A simple servitor of Air would not be enough. Fire, in the form of Light, would also be required. It needed to be encased in Earth drawn from Stone, as well. A servitor of multiple Elements, in three conjuries, would cost him dearly. Then a fourth conjury had to intertwine with the others to give his creation the necessary spark of sentience.

He began to conjure Air. When its quivering ball manifested, he caged it with his incorporeal fingers and embedded it with Fire in the form of Light. A yellow-orange glow radiated from within his grip. Forcing his hand to become corporeal, he slammed the servitor down into the hall’s floor stones.

Sau’ilahk’s black form wavered as exhaustion threatened to overtake him. He was only half-finished, and the final two conjuries must be done simultaneously.

Around his flattened hand, a square of glowing umber lines for Earth rose on the hall’s floor stones. Within that, a circle of blue-white appeared as he summoned in Spirit and inserted a fragment of his consciousness.

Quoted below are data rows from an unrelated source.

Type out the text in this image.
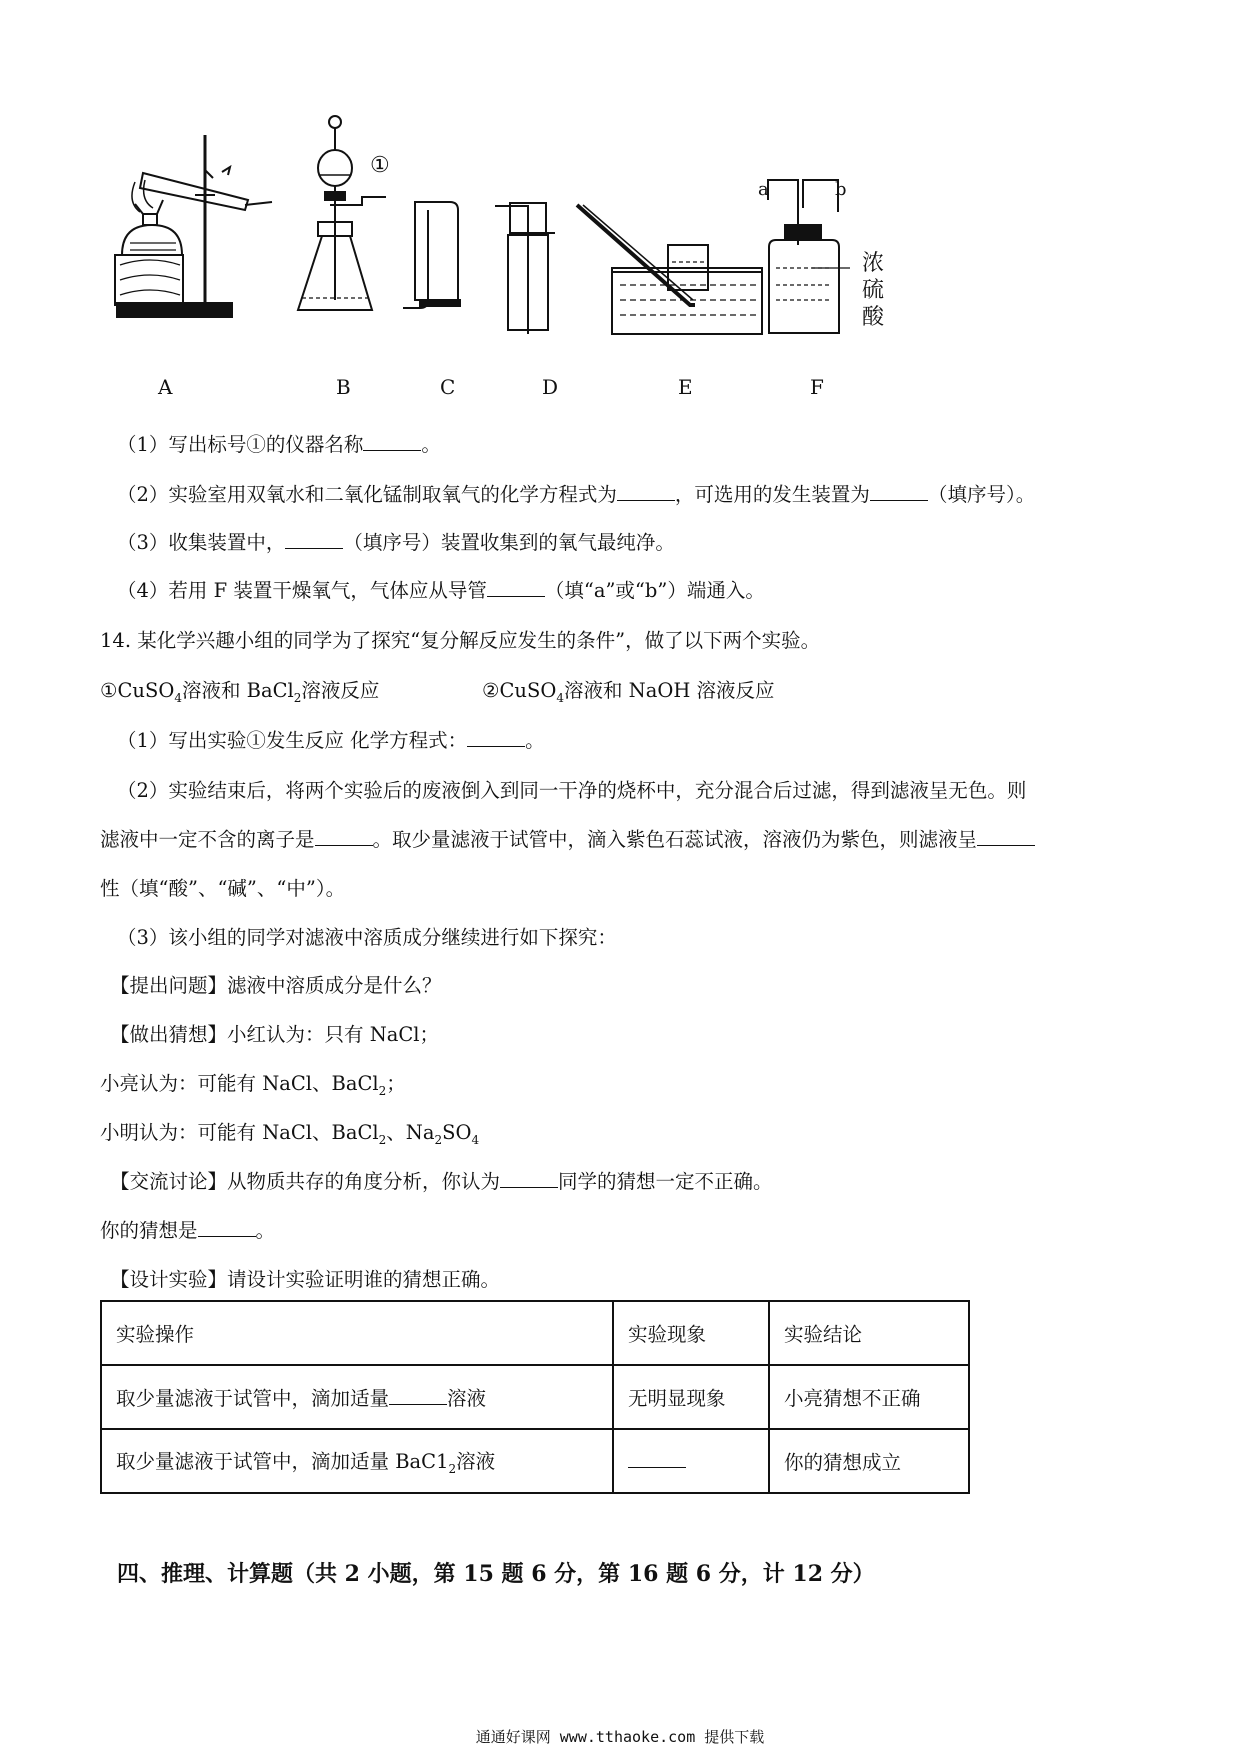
①
a	b
浓
硫
酸
A	B	C	D	E	F
（1）写出标号①的仪器名称	。
（2）实验室用双氧水和二氧化锰制取氧气的化学方程式为	，可选用的发生装置为	（填序号）。
（3）收集装置中，	（填序号）装置收集到的氧气最纯净。
（4）若用 F 装置干燥氧气，气体应从导管	（填“a”或“b”）端通入。
14. 某化学兴趣小组的同学为了探究“复分解反应发生的条件”，做了以下两个实验。
①CuSO$_4$溶液和 BaCl$_2$溶液反应	②CuSO$_4$溶液和 NaOH 溶液反应
（1）写出实验①发生反应 化学方程式：	。
（2）实验结束后，将两个实验后的废液倒入到同一干净的烧杯中，充分混合后过滤，得到滤液呈无色。则
滤液中一定不含的离子是	。取少量滤液于试管中，滴入紫色石蕊试液，溶液仍为紫色，则滤液呈
性（填“酸”、“碱”、“中”）。
（3）该小组的同学对滤液中溶质成分继续进行如下探究：
【提出问题】滤液中溶质成分是什么？
【做出猜想】小红认为：只有 NaCl；
小亮认为：可能有 NaCl、BaCl$_2$；
小明认为：可能有 NaCl、BaCl$_2$、$Na_2SO_4$
【交流讨论】从物质共存的角度分析，你认为	同学的猜想一定不正确。
你的猜想是	。
【设计实验】请设计实验证明谁的猜想正确。
实验操作	实验现象	实验结论
取少量滤液于试管中，滴加适量 溶液	无明显现象	小亮猜想不正确
取少量滤液于试管中，滴加适量 $BaC1_2$溶液		你的猜想成立
四、推理、计算题（共 2 小题，第 15 题 6 分，第 16 题 6 分，计 12 分）
通通好课网 www.tthaoke.com 提供下载
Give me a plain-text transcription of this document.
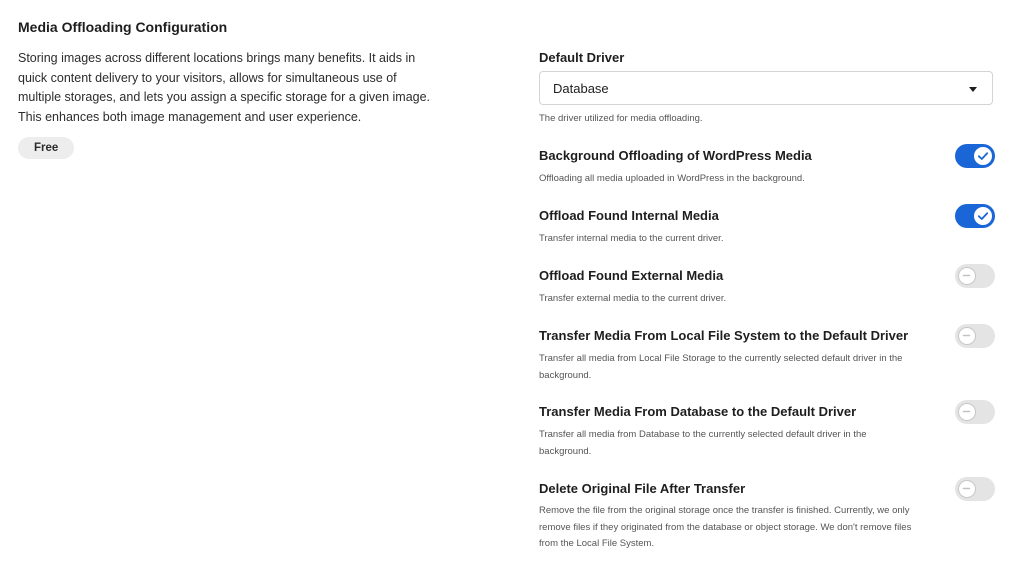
Media Offloading Configuration

Storing images across different locations brings many benefits. It aids in quick content delivery to your visitors, allows for simultaneous use of multiple storages, and lets you assign a specific storage for a given image. This enhances both image management and user experience.

Free
Default Driver
Database
The driver utilized for media offloading.
Background Offloading of WordPress Media
Offloading all media uploaded in WordPress in the background.
Offload Found Internal Media
Transfer internal media to the current driver.
Offload Found External Media
Transfer external media to the current driver.
Transfer Media From Local File System to the Default Driver
Transfer all media from Local File Storage to the currently selected default driver in the background.
Transfer Media From Database to the Default Driver
Transfer all media from Database to the currently selected default driver in the background.
Delete Original File After Transfer
Remove the file from the original storage once the transfer is finished. Currently, we only remove files if they originated from the database or object storage. We don't remove files from the Local File System.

In the spaces between the shapes, iridescent glyphs and sigils of white appeared like dew-dampened web strands at the break of dawn.

Sau’ilahk called on his reserves, imbuing his creation with greater essence.

His hand began to waver before him. He exerted his will to remain present and straightened, lifting his hand from the floor. All glowing marks on the stone vanished.

Awaken! he whispered in his thoughts.

Another glow rose beneath the floor’s surface. It shifted erratically, as if swimming inside the stones. He raised his hand above it, fingers closing like a street puppeteer toying with strings, and the glow halted.

Stones bulged over it, and that light began to emerge. It rose out of the floor like a worm as thick as his wrist. Gray as the stone that birthed it, it wriggled away across the floor. Sau’ilahk had created such a servitor once before, with a gaping maw at one end, its body a vessel for poisonous gas.

Stop, he commanded. As it halted, he focused on its spark of sentience, and he drove it through the tall breach and into the tunnel beyond.

Hide in the wall facing the opening. When a life passes through, expel what you hold.

It would obey these simple instructions, drilled into its limited consciousness. Even if the two younger elves survived, without Chuillyon, they would turn back. Shâodh would insist.

Sau’ilahk drifted into the breach, weakened but satisfied, and he turned right down the tunnel to trail Wynn. 

Wynn’s thoughts turned over and over as she followed Ore-Locks. She wasn’t as dismissive of Chane’s concerns as she pretended, but her concerns differed from his. Clearly, he suspected that something had happened here after the seatt’s fall, though just what, neither of them could say.

“What is that?” he asked from behind her.

She saw black on the walls and floor again, but it wasn’t the same as before. Her crystal’s light caused it to shimmer.

Chlaks-álêg,” Ore-Locks answered. “‘Burning stone’ ... a vein of raw coal.”

It crosscut their path where the tunnel floor dipped slightly in a circular hollow, as if a good deal of the coal had been dug out and removed from the floor and both side walls.

Chane slipped past Wynn into the left-side hollow. “And again here, look.”

Both Ore-Locks and Wynn watched Chane trace his widely spread fingers along deep, long gouges in the black wall. This time there were four parallel grooves.

Wynn spotted places in the coal vein where it looked like chunks bigger than her head, or even Ore-Locks’s head, had been gouged out.

“Ore-Locks, do your people use ...” Chane began. “Do they use ... beasts of any kind in mining?”

Wynn blinked at such a notion. What was he suggesting?

“No,” Ore-Locks answered hesitantly. “Not that I have ever heard of.”

Wynn didn’t like where Chane was going with this. She glanced up the tunnel, thinking of those broken skulls. Did Chane believe something had survived the seatt’s fall, something large enough to kill anything that remained or arrived later? Even so, any creature among the enemy’s forces couldn’t have survived all these centuries with so little to feed it. Unless ...

Wynn began to worry. What if whatever it had been had taken away the orb for its master? Was the orb already long gone, as far back as the war? Her thoughts turned back to the few scant lines she’d read in the volume by Volyno.